Texturing hardware capabilities What's not available in CUDA that is exposed in OpenGL?

Hi,

I have seen many comments about various aspects of GPU architecture that are not exposed to a CUDA programmer, that are exposed to someone using OpenGL. Not being a graphics person (at least not yet), this has got me wondering what exactly is not exposed (that could potentially be useful for scientific algorithms)?

In particular, I am curious about what the texture hardware can do. Currently, it is possible to bind 1d, 2d, or 3d arrays to textures and read them into CUDA cores through the texture cache. As well as obtaining possible speedup with data reuse because of the cache, this also allows one to do linear interpolation on these arrays (as described in the appendix of the programming guide). Can the texturing hardware do anything else? In particular, I am interested in the case where by my textures are composed of vectors (float2, float3, half4, etc.). Does the texture unit have the ability to perform interpolation within the vector, or to rotate some of the array components (swizzling ?) before interpolating? Do the coefficients of the interpolation have to be positive, or are you allowed negative values?

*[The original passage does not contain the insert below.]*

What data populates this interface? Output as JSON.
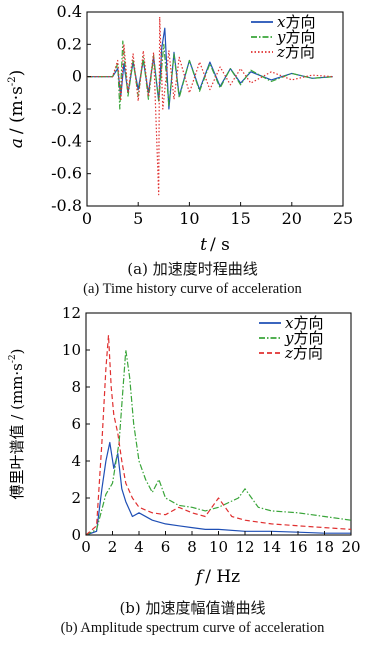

I understand that DirectX 11 requires that textures are also writable to, and no just read only. Presumably this ability will exposed in CUDA 3.x for Fermi GPUs?

On the subject of hardware that isn’t yet exposed to CUDA, what does “rendering to the framebuffer” mean. I understand that this is not exposed in CUDA, but effectively allows one to floating point atomics, and so allows scatter type algorithms (if one writes in OpenGL). Any reason why this ability isn’t exposed to CUDA?

Thanks in advance.

The texture hardware does support interpolation of float2/float4 etc. values. It can’t interpolate between the components, if that’s what you mean. You don’t get to specify the interpolation weights directly, it just does bilinear interpolation based on the floating point texture coordinates you specify.

Texture writes are already possible in OpenCL and will be exposed in CUDA soon.

I’d recommend reading the OpenGL Red book (or the online specification) to get a better understanding of graphics features.

Thanks for the reply. I did mean interpolation between the components: in one of my problems I am using GPUs for I have arrays of complex numbers (float2, half2, etc.). I need to average over these fields where my interpolation weight itself a complex number (so would lead to mixing the .x and .y components) before doing some computation. I was wondering if I could use the texture hardware to do this for, leaving more resources free for the rest of the computation (both flops and registers space). With the current constraints, I don’t see that this is possible, though writing to textures perhaps opens up some possibilities here.

Do the weights have to be positive?

I shall consult the red book as suggested.